Who Was Edward Abbey?

October 14th, 2010

Edward Abbey: The Thoreau of the American West

Green River At Hardscrabble Bottom, Canyonlands National Park, Utah, 1971 by Philip Hyde. First published in "Slickrock: The Canyon Country of Southeast Utah," 1971, in the Sierra Club Exhibit Format Series. (RAW SCAN--not yet printing.) Edward Abbey's caption for this photograph in "Slickrock" was "Hardscrabble Bottom along the Green. A great good place. A man could whittle away his life down here and never lose a minute."

(See the RAW SCAN of the photograph full screen Click Here.)

Novelist, essayist, philosopher, conservationist, environmentalists, social critic, gadfly, anarchist, self-declared extremist, lover, father, original monkey wrencher and author of 21 books of fiction and non-fiction, Edward Abbey may have been one of the most popular writers to take the American West and most often the Southwest as his subject. Larry McMurtry called Edward Abbey, “The Thoreau of the American West.”

Edward Abbey attracted a cult following but was uncomfortable with it. His books today enjoy an ever-widening readership, as the modern environmental movement that he helped popularize continues to grow. Desert Solitaire, Edward Abbey’s crowning achievement is a lament for wilderness lost, a celebration of a quiet life in the desert landscape and a portrayal of the Southwest unlike any other. Edward Abbey’s enjoyable romping anarchist novel The Monkey Wrench Gang is on a similar list for environmental activists who would prevent the plundering of natural resources. His wry wit and vivid prose carry on the legend of Edward Abbey.

Edward Abbey And Philip Hyde Meet In Canyonlands

In the introduction to Slickrock: The Canyon Country of Southeast Utah by Edward Abbey and Philip Hyde, John G. Mitchell, editor of Sierra Club Books, described how Edward Abbey and Philip Hyde first met in a remote part of Canyonlands National Park:

Edward Abbey and a friend had been exploring a small canyon near the Doll’s House (In the Maze, Canyonlands). Friend, scrambling solo, encounters man with tripod on the rimrock. Cameraman explains he is doing a book. Funny, friend says, so is my buddy. Cameraman asks identity of buddy. Edward Abbey, says Friend. Funny, says Cameraman, same book. Friend hollers down canyon: Hey, Ed. Guy up here says you’re collaborators. Abbey scrambles up. Ed Abbey, says Friend, meet Philip Hyde.

Edward Abbey and Philip Hyde Describe Each Other

There will be more on Slickrock: The Canyon Country of Southeast Utah in blog posts to come. In Slickrock, Edward Abbey described Philip Hyde. His description is on the home page of PhilipHyde.com. For more about Philip Hyde in Canyonlands see the blog post, “Earth Day Celebration Of Ardis And Philip Hyde And Canyonlands.” Philip Hyde also described Edward Abbey on the back flap of the original 1971 edition of Slickrock:

I remember Abbey in a sandstone window overlooking a maze of canyons that wind off toward the deep gorge of the Colorado River. He was chewing on a blade of grass and his sombrero was low again in observance of sundown. Darkness was coming on fast. Time to return to camp. Abbey removed the hat and holding it level, slowly extended his arm toward the big river. Though it struck me as an unusual gesture, it was at once natural and moving. Abbey, saluting the Slickrock with that silly sombrero, reaching out to the stark chiseled bounties of that wild beyond.

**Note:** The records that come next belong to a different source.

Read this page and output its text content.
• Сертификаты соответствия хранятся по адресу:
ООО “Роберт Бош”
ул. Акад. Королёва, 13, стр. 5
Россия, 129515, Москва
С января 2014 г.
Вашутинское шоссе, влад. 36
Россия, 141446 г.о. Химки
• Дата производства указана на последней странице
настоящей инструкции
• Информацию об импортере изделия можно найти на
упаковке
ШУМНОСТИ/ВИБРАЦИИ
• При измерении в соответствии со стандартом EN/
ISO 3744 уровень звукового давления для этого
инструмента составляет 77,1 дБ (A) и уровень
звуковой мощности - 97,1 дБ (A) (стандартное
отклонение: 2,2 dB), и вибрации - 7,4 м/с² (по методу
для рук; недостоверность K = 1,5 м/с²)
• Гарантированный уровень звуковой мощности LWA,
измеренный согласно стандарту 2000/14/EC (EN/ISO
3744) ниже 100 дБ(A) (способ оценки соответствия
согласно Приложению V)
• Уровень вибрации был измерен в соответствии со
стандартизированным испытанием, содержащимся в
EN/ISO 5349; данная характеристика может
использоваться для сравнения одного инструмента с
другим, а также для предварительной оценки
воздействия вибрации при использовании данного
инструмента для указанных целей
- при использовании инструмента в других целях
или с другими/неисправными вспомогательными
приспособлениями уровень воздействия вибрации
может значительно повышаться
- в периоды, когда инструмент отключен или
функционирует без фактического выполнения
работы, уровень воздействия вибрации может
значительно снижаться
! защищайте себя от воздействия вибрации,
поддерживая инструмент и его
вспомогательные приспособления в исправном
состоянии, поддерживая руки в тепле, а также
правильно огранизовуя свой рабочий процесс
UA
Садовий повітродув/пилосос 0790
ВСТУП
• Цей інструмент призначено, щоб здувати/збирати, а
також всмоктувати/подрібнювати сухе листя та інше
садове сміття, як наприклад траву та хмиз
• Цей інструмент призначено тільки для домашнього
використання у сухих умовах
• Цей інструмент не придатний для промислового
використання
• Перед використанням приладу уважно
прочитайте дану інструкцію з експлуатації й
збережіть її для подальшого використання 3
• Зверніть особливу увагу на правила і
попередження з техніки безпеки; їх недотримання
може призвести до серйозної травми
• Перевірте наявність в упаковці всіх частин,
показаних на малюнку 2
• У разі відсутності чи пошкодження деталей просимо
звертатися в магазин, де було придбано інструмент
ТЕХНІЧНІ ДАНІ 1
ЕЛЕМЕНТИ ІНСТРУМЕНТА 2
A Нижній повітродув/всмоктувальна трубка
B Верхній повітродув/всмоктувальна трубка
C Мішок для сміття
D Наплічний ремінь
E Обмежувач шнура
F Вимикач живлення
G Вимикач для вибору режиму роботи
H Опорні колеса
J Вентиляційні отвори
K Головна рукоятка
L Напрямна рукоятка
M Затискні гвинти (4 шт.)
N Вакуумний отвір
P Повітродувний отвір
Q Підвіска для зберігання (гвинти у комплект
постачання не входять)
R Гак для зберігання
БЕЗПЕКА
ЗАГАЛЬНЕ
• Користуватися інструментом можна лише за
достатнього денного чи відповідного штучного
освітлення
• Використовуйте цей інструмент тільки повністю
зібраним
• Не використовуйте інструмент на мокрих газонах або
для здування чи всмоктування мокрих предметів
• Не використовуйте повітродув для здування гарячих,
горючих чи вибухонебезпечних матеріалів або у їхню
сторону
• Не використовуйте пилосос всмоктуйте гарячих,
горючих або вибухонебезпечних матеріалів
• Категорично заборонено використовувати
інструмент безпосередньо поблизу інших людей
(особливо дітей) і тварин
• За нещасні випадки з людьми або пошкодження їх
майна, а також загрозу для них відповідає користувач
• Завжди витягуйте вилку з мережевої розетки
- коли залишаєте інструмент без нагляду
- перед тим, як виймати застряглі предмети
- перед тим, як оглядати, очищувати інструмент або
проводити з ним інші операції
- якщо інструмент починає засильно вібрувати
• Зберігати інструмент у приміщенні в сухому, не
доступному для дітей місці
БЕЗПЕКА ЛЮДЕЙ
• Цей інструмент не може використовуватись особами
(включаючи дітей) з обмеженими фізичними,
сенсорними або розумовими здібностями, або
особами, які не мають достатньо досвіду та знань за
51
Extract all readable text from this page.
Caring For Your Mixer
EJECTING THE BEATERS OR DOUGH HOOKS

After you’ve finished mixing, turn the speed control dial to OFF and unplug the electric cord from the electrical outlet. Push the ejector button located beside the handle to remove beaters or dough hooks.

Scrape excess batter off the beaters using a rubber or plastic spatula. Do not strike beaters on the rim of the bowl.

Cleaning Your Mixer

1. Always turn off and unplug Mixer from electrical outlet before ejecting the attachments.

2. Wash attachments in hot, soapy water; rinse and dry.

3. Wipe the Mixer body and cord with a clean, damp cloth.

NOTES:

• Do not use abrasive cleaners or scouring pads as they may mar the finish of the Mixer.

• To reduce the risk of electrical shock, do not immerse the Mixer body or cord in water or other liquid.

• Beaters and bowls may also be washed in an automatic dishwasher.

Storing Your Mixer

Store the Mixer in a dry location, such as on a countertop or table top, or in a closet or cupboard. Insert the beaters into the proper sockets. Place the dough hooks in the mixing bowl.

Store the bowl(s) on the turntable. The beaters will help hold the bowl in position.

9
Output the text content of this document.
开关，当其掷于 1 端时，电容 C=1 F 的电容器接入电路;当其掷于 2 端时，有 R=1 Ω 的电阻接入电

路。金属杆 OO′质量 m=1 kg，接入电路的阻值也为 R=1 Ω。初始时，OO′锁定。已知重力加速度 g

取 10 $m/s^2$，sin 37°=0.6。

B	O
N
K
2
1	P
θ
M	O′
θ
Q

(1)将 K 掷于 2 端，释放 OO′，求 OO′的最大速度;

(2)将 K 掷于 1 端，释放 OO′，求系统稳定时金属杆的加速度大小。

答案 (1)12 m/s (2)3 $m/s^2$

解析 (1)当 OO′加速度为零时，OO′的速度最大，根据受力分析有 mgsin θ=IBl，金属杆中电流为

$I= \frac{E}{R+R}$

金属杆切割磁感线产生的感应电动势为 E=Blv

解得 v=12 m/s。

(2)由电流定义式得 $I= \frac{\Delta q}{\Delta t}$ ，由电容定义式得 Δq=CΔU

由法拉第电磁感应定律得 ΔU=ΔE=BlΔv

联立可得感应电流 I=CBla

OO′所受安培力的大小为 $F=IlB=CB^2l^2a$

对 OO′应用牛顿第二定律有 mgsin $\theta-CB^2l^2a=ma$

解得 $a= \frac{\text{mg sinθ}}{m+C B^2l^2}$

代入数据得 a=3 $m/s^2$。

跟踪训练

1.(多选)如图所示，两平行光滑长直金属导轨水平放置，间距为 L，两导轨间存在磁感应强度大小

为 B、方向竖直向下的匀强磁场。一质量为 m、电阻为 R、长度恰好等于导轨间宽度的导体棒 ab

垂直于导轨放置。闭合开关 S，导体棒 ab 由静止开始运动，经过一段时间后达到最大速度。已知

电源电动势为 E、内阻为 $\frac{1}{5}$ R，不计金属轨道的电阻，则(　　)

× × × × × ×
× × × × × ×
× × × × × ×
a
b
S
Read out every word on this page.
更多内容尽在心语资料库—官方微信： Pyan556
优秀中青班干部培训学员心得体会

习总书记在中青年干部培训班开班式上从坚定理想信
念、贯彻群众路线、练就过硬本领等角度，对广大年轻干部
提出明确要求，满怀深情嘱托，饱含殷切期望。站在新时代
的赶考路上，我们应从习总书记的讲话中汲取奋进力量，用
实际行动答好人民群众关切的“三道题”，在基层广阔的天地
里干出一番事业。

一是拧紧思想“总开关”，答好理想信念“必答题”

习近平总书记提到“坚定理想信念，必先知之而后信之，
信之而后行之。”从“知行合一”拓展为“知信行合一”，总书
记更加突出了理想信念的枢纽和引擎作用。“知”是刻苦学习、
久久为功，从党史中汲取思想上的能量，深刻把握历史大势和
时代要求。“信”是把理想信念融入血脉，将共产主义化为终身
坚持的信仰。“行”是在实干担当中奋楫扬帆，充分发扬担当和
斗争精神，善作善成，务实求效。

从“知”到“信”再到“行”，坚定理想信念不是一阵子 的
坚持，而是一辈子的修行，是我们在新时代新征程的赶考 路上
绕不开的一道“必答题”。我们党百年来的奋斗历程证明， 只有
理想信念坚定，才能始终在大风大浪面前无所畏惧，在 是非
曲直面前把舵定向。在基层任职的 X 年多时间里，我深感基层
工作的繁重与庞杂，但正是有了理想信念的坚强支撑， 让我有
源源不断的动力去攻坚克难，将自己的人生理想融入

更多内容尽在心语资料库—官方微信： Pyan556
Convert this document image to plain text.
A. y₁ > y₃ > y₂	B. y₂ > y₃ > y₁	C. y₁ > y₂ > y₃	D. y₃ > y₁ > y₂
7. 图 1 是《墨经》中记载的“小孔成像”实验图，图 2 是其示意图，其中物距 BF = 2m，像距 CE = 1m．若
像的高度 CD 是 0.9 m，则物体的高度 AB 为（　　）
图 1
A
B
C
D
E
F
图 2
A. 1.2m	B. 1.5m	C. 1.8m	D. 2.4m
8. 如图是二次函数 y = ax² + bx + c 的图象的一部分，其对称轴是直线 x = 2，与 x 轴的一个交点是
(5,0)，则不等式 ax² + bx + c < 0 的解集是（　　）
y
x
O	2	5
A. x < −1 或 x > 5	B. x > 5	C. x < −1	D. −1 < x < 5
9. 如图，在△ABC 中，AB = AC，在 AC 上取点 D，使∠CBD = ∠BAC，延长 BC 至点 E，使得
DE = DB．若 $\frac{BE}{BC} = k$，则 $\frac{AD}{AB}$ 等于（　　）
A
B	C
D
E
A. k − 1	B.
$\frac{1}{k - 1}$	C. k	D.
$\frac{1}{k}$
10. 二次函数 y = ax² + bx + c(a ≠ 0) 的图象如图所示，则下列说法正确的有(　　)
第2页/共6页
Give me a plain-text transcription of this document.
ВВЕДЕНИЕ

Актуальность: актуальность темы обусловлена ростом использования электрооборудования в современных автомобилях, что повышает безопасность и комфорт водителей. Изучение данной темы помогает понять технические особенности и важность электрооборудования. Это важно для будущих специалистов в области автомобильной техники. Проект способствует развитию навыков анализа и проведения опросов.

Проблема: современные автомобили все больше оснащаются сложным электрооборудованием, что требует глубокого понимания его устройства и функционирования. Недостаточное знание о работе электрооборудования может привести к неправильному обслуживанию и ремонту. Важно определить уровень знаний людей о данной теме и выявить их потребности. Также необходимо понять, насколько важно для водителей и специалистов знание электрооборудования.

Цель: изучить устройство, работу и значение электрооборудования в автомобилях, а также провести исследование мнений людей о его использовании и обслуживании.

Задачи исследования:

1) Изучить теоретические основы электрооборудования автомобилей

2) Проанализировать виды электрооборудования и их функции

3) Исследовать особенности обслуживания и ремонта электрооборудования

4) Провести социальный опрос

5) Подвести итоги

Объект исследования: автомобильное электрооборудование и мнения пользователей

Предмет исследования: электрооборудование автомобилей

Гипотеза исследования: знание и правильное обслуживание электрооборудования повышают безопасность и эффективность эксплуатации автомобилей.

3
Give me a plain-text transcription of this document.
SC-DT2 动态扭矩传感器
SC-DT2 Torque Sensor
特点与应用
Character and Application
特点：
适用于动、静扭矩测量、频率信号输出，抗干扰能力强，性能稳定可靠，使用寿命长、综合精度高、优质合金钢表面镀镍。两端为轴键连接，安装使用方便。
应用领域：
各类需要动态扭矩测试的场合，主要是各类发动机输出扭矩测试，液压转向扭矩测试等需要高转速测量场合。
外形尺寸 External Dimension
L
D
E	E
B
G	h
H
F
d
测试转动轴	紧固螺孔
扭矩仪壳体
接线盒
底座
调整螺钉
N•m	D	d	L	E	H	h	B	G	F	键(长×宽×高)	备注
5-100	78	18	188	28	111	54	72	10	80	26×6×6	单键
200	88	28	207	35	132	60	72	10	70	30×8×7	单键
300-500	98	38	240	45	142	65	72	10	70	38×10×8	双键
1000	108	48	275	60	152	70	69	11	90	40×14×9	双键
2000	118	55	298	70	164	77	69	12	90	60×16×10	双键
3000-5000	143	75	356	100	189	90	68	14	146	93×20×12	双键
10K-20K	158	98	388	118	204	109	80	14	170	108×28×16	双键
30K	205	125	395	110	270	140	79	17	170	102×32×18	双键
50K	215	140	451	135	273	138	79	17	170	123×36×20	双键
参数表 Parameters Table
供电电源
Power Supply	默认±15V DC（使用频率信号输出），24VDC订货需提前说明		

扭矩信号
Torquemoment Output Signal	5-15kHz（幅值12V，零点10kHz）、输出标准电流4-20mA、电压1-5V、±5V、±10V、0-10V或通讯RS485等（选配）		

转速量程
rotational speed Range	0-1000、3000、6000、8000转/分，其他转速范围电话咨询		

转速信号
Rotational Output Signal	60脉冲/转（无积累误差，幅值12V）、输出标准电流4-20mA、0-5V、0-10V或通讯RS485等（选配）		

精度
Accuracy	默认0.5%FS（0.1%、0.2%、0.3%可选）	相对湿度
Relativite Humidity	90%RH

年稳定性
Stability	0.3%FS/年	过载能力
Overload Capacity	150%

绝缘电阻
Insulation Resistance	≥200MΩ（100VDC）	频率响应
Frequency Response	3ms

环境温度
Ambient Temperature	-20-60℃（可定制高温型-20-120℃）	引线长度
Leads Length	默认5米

Edward Abbey On How To Get To Know Canyon Country

One of Edward Abbey’s most well-known quotes gives advice on how to connect with the natural world:

Do not jump into your automobile next June and rush out to the Canyon country hoping to see some of that which I have attempted to evoke in these pages. In the first place you can’t see anything from a car; you’ve got to get out of the goddamned contraption and walk, better yet crawl, on hands and knees, over the sandstone and through the…cactus. When traces of blood begin to mark your trail you’ll see something, maybe.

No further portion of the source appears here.